Man muss daran denken: Mali mit seinen 1240 Quadratkilometern und dieser langen Staatsgrenze hat keine richtigen Luftstreitkräfte. Jetzt haben wir Flugzeuge - es war keine einfache Aufgabe, diese Mittel zu erwerben -, damit wir beachtet werden, damit wir respektiert werden. Man kann sich nur auf die Freunde verlassen, gerade wenn sie so effizient sind wie Sie. Auf der Ebene der G5-Sahel-Truppen müssen wir uns wirklich auf uns selber verlassen. Alle Bataillone müssen auch einsatzfähig sein. Diese kollektive Vorgehensweise ist der Weg. Deswegen müssen wir wirklich vieles für die Ausbildung unserer Streitkräfte tun.

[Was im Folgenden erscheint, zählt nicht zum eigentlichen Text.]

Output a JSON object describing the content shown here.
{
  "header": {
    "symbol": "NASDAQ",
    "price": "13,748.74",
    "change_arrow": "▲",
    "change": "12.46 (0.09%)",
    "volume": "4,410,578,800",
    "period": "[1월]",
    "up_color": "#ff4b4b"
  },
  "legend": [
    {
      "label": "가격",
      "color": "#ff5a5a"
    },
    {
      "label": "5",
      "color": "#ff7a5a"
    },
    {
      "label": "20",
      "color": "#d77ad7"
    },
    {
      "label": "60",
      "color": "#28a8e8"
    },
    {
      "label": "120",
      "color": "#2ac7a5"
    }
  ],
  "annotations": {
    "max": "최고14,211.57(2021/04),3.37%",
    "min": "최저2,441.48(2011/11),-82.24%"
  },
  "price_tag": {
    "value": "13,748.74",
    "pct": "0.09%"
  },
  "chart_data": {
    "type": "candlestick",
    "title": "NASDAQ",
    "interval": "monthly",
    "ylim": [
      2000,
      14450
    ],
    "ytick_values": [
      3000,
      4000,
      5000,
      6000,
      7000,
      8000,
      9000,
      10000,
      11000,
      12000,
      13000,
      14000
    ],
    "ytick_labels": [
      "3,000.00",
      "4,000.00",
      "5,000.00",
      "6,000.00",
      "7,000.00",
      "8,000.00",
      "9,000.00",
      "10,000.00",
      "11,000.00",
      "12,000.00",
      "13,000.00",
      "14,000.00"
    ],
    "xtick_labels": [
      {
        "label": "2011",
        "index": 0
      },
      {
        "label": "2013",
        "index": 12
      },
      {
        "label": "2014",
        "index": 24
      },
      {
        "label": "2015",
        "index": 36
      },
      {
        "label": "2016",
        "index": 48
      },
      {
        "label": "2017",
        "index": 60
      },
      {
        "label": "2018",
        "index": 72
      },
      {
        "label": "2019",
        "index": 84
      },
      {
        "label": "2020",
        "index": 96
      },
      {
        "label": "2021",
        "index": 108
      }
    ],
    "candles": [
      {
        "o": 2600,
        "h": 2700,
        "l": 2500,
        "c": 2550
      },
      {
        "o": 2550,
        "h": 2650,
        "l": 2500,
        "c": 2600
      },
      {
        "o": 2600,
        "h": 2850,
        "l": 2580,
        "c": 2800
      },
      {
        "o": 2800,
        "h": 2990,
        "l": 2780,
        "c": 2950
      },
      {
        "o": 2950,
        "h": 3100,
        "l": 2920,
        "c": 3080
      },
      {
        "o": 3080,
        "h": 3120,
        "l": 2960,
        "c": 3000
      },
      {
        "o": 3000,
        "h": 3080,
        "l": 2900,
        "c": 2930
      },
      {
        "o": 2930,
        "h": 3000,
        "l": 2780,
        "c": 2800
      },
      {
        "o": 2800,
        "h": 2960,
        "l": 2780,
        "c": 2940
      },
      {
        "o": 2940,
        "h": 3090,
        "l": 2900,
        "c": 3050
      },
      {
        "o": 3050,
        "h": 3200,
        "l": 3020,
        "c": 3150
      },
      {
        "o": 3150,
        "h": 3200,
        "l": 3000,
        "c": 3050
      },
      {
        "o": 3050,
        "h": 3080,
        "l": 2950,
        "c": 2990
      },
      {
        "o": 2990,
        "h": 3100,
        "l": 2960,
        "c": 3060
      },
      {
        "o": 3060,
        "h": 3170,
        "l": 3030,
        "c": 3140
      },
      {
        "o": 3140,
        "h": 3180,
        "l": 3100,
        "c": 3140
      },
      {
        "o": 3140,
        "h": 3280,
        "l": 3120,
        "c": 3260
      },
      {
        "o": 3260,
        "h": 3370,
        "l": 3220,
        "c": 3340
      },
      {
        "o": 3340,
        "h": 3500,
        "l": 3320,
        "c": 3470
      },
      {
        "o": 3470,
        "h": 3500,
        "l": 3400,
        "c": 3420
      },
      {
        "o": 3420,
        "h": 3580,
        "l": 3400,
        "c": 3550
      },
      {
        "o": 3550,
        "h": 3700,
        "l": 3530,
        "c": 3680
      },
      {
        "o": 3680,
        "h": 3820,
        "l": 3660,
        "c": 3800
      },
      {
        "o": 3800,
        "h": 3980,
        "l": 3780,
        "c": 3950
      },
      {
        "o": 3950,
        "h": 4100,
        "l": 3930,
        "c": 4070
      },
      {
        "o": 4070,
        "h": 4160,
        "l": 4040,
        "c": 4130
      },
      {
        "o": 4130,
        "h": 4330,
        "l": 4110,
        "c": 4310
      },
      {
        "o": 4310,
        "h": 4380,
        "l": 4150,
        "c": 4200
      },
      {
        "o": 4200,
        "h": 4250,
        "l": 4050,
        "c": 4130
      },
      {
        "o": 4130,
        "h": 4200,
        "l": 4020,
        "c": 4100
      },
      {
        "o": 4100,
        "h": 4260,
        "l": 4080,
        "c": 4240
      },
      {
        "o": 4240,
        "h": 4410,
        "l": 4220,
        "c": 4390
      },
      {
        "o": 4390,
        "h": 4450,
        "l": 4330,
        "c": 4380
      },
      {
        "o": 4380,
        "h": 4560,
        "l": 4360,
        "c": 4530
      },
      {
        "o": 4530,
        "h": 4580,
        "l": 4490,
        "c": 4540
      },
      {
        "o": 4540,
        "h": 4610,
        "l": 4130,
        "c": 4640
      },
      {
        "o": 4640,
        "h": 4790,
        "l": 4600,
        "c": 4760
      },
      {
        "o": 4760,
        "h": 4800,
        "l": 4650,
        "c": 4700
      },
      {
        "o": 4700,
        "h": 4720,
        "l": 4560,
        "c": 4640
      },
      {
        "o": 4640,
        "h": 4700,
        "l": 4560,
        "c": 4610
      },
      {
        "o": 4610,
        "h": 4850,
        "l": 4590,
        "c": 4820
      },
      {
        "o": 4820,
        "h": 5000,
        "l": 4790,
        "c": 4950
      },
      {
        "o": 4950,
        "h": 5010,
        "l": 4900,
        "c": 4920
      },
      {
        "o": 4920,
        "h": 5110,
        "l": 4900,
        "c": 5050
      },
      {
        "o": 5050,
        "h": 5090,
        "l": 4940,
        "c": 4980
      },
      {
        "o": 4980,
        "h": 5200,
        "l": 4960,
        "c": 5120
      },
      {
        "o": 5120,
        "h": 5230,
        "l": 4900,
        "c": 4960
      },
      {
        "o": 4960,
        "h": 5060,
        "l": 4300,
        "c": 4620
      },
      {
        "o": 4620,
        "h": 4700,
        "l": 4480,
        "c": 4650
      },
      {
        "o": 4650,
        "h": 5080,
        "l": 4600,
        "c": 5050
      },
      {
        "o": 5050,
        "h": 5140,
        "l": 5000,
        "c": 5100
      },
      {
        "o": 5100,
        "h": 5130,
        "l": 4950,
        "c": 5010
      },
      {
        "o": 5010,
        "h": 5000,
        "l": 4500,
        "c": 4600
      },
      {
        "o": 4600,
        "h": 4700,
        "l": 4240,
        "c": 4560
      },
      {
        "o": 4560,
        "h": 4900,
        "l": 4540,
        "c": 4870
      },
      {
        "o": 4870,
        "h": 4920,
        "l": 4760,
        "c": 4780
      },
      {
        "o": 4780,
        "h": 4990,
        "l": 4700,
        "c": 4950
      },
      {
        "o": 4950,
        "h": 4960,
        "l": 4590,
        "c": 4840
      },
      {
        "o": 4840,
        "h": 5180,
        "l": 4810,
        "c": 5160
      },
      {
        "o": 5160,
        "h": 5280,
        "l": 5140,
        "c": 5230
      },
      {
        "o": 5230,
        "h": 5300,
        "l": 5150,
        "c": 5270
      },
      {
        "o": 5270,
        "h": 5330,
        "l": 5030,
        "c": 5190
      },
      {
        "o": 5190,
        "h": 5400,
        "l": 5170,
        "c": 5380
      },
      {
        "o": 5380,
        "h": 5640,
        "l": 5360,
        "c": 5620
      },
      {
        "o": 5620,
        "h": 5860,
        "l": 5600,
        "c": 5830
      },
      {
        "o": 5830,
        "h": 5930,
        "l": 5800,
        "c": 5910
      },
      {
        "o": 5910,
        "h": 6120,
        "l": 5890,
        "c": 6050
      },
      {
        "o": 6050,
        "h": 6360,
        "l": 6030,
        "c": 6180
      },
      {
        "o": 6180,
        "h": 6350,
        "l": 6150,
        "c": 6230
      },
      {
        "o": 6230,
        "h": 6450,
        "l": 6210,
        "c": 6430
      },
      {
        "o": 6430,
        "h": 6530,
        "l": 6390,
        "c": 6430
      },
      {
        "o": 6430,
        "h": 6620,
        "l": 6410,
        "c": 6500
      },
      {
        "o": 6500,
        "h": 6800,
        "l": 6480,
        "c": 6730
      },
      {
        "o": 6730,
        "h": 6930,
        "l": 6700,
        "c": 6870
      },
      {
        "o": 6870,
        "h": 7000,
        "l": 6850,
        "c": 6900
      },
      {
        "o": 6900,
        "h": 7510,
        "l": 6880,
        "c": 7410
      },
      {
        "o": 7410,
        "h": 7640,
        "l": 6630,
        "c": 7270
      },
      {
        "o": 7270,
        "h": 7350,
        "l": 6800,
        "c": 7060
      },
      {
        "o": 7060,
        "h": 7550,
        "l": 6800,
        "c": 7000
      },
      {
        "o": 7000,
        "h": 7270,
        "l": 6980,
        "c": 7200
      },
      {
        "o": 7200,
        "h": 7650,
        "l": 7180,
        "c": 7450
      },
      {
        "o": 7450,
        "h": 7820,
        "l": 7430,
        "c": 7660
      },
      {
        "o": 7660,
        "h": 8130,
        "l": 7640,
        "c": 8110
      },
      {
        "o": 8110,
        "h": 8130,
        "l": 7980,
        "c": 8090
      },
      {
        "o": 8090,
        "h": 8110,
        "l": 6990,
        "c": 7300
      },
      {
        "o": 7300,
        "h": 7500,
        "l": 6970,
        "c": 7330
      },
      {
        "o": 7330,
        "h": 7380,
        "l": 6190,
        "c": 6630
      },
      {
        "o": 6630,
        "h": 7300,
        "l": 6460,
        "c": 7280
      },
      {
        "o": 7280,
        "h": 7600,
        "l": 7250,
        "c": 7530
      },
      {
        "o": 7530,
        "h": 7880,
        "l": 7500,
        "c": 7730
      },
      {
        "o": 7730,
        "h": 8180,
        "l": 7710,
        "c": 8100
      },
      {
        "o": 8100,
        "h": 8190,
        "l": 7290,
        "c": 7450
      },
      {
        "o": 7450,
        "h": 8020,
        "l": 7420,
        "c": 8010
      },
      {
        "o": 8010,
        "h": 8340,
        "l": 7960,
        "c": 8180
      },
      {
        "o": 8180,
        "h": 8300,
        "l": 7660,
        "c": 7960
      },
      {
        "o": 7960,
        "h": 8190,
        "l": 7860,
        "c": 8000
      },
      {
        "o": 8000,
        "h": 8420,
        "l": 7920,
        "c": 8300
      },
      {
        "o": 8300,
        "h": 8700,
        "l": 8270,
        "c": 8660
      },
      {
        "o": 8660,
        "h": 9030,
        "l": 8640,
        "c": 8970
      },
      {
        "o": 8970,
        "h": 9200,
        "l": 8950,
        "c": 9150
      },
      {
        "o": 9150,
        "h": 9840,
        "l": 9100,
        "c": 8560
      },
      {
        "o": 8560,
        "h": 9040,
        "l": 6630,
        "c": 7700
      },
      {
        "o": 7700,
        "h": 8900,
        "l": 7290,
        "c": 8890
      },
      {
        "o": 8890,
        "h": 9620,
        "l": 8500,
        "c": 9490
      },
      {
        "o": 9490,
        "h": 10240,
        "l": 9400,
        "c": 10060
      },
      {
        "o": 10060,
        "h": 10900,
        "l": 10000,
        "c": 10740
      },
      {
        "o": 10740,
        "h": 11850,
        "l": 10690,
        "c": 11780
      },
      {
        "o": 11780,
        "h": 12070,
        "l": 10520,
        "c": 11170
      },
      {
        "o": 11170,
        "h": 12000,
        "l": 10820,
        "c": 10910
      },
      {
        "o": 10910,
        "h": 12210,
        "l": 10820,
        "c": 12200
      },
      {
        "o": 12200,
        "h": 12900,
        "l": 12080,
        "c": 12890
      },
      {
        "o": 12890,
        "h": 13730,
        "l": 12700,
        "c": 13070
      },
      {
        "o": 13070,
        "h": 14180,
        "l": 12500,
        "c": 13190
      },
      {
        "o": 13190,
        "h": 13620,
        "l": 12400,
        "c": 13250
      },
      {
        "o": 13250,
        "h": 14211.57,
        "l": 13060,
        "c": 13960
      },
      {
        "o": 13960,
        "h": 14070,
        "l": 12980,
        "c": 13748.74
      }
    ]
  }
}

Am 20. Januar, als wir eine militärische Parade hatten und als wir diese Fahrzeuge gesehen haben, waren wir sehr stolz, und wir waren Ihnen auch sehr dankbar. Es gab auch Casspir-Fahrzeuge; das sind gepanzerte Fahrzeuge, die in uns eine Hoffnung erweckt haben. Morgen werden wir nicht einfach getötet werden, sondern wir werden auch die Mittel haben, um uns zu verteidigen. Deswegen sind wir Ihnen sehr dankbar.

Frage: Eine Frage an Frau Merkel: Frau Kanzlerin, es geht um Migration. Das ist eine sehr heikle Frage. Sie persönlich sind in Deutschland mit Problemen konfrontiert, aber auch mit der Unterentwicklung, mit Krieg und Armut in verschiedenen Regionen der Welt, zum Beispiel in Afrika. Muss man dieses Thema nicht richtig angehen? Muss man nicht eine Lösung finden? Was kann Europa machen? Was kann Deutschland machen?

Merkel: Natürlich muss man eine Lösung finden. Unser gemeinsames Verständnis ist ja, dass wir das zwischen unseren Staaten besprechen und nicht den Schleusern und Schleppern überlassen. Denn wir wissen ja, wie viele Menschen auch leiden, wenn sie zum Beispiel unter schrecklichen Bedingungen in Libyen sind, wenn sie im Mittelmeer ertrinken.

Deshalb ist auf der einen Seite unser Ansatz, Mali zu helfen, und auf der anderen Seite ist der Ansatz, dass wir keine illegale Migration haben, dass die, die kein Aufenthaltsrecht haben, dann auch zurückkehren, aber dass wir eben auch Wege finden, wie Menschen Berufsausbildung machen können und anderes. Das besprechen wir zwischen dem Staatspräsidenten und mir. Das überlassen wir nicht den Schleppern.

Frage: Frau Bundeskanzlerin, noch eine Frage zu Nord Stream: Glauben Sie denn, dass jetzt alle Bedenken, alle Hindernisse für die Pipeline aus dem Weg geräumt sind?

Die USA drohen Firmen, die an Nord Stream beteiligt sind, mit Sanktionen. Es gab jetzt auch Berichte, dass sie auf Frankreich Druck ausgeübt haben. Wie beurteilen Sie aktuell die Rolle der USA mit Blick auf Nord Stream in Europa?

Merkel: Es gibt darüber durchaus unterschiedliche Einschätzungen; das ist Ihnen ja auch bekannt. Das ist auch nicht erst seit heute so.

Deutschland hat den Anspruch, seine Energieversorgung divers sicherzustellen. Dazu gehört auch russisches Erdgas, aber nicht ausschließlich russisches Erdgas. Wir haben ja deutlich gemacht, dass wir in Zukunft auch Flüssiggas in Deutschland anlanden werden.

Ich glaube, dass heute ein wichtiger Schritt gelungen ist, dass es offensichtlich eine sehr große und breite Mehrheit im Rat oder im COREPER gab, was einen weiteren Schritt bei der Verabschiedung einer solchen Richtlinie markiert. Aber Sie kennen auch die europäischen Verfahren: Damit sind wir noch nicht am Ende des Weges.

Aber diesen Tag finde ich gut, und er wäre ohne die deutsch-französische Zusammenarbeit so nicht erfolgt, wie im Übrigen die ganze Frage des Leistungsschutz- und Urheberrechts ohne deutsch-französische Zusammenarbeit nicht so hätte gestaltet werden können. Auf genau diesem Weg werden wir auch weitergehen. Herzlichen Dank.